By analyzing balance data from 120 community-dwelling older adults tracked for 10 to 17 years after initial testing, the researchers discovered a striking link between step initiation latency and mortality risk. Specifically, the study revealed that for every 0.100-second (100 milliseconds) increase in step initiation time under dual-task (distracted) conditions, the risk of mortality increased by 28% (Survival Hazard Ratio ≈ 1.28). In other words, older adults who required an additional 100 milliseconds to initiate a step while simultaneously performing a cognitive task were at a significantly greater risk of death during the follow-up period. This finding suggests that slower step initiation may serve as an indicator of reduced overall neurological and physiological resilience in aging.
Brain-Body Pacing: The Dual-Task Filter
To evaluate the intersection of physical mobility and cognitive load, participants were tested under two conditions: a single-task (simply stepping as quickly as possible following a somatosensory cue) and a dual-task condition. The dual-task setup required participants to execute the rapid step while simultaneously performing a modified Stroop task—naming the ink color of words printed in mismatched colors.
The researchers noted that because sensory detection and basic nerve conduction speeds remain constant between simple and distracted stepping, any delay in initiating a step during the mental challenge is largely driven by central neural processing limitations. For older adults with a shorter survival prospect, executing a physical movement simultaneously requires a higher share of limited attentional capacity, which visibly slows down motor output.
Traditional static balance measures, such as an increase in anterior-posterior postural sway velocity while standing barefoot with eyes closed, also demonstrated an ability to predict mortality, but proved less effective and accurate than the dynamic stepping tests.

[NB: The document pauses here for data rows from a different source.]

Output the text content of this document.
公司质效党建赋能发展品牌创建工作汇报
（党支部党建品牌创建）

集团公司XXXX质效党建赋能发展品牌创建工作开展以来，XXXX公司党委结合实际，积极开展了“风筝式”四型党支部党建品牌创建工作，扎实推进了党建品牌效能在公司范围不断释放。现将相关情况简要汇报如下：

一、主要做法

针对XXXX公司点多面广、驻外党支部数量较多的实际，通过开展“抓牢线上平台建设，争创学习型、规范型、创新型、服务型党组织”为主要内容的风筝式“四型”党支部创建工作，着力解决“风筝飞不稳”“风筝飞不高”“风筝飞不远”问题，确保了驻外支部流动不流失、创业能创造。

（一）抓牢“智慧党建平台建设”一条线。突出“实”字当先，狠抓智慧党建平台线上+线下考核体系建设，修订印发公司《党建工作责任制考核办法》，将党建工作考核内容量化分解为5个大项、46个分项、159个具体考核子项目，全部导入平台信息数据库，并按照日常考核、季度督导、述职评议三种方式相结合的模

A Low-Cost Window into Functional Vitality
Impaired step execution often marks a cascading decline in daily mobility, which can trigger a cycle of reduced physical activity, overall deconditioning, and systemic health risks. Because a voluntary step test is straightforward to conduct and requires minimal professional specialization, it could serve as a accessible indicator of functional vitality in clinical environments.
"Incorporating dual-task based assessments into standard clinical evaluations could significantly improve survival prediction and help guide early interventions targeting cognitive-motor health," the authors conclude. Crucially, because voluntary stepping speed is a modifiable trait that prior clinical trials have shown can be improved through targeted perturbation and balance rehabilitation training, these diagnostic measures offer a practical pathway to identify individuals who could benefit from specialized mobility programs to potentially extend longevity.